The researchers were careful to say: “We found that socializing architecture was positively associated with a higher first-semester grade point average.” Use of the word association is a signal that the authors are not claiming a causal relationship between architecture and GPA, meaning where you live doesn’t determine your academic success.

But the researchers also used terminology that could have made a layperson think that apartment housing caused poor grades. The subtitle is “The Influence of Residence Hall Design on Academic Outcomes”; influence is defined by Merriam-Webster as “the power or capacity of causing an effect in indirect or intangible ways.” And the first sentence of the abstract says, “This study investigates the impact of residence hall architecture on students’ academic achievement.” Inside Higher Ed repeated that language without critiquing it.
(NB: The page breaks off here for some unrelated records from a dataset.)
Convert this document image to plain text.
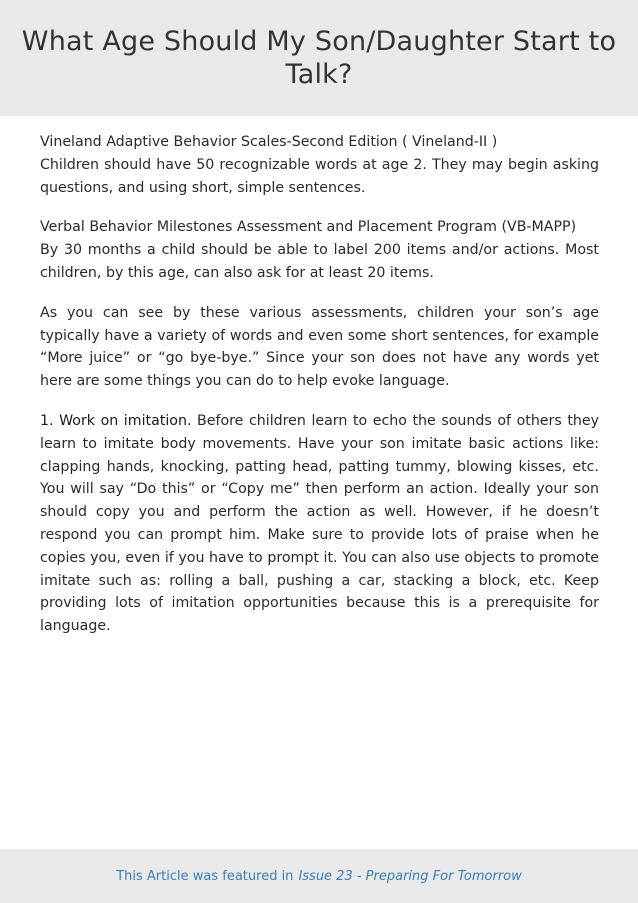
What Age Should My Son/Daughter Start to Talk?

Vineland Adaptive Behavior Scales-Second Edition ( Vineland-II )
Children should have 50 recognizable words at age 2. They may begin asking questions, and using short, simple sentences.

Verbal Behavior Milestones Assessment and Placement Program (VB-MAPP)
By 30 months a child should be able to label 200 items and/or actions. Most children, by this age, can also ask for at least 20 items.

As you can see by these various assessments, children your son’s age typically have a variety of words and even some short sentences, for example “More juice” or “go bye-bye.” Since your son does not have any words yet here are some things you can do to help evoke language.

1. Work on imitation. Before children learn to echo the sounds of others they learn to imitate body movements. Have your son imitate basic actions like: clapping hands, knocking, patting head, patting tummy, blowing kisses, etc. You will say “Do this” or “Copy me” then perform an action. Ideally your son should copy you and perform the action as well. However, if he doesn’t respond you can prompt him. Make sure to provide lots of praise when he copies you, even if you have to prompt it. You can also use objects to promote imitate such as: rolling a ball, pushing a car, stacking a block, etc. Keep providing lots of imitation opportunities because this is a prerequisite for language.

This Article was featured in Issue 23 - Preparing For Tomorrow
Many studies, both qualitative and quantitative, provide rich, descriptive information about policies and practices and how those are related to outcomes, but they do not have a methodology that supports causal inference. That is, they don’t provide evidence that policies and practices cause the outcomes they examine. This doesn’t mean that those studies shouldn’t be covered by reporters or that they don’t make a worthwhile contribution. In the case of the campus housing study, we might use these findings to encourage colleges to consider using a method of assignment that would enable stronger research designs in future studies, so we can build on what we’ve learned from this observational study. However, it should be interpreted as descriptive study, not a causal one.

Journalists play a crucial role in translating research for policymakers and practitioners. They also ask tough questions that can shed light on whether research findings are on solid ground, or are being oversold. High-quality journalism on education research can increase the chances that all students benefit from evidence-informed policies and practices, so all the more reason to make sure we understand each other’s language.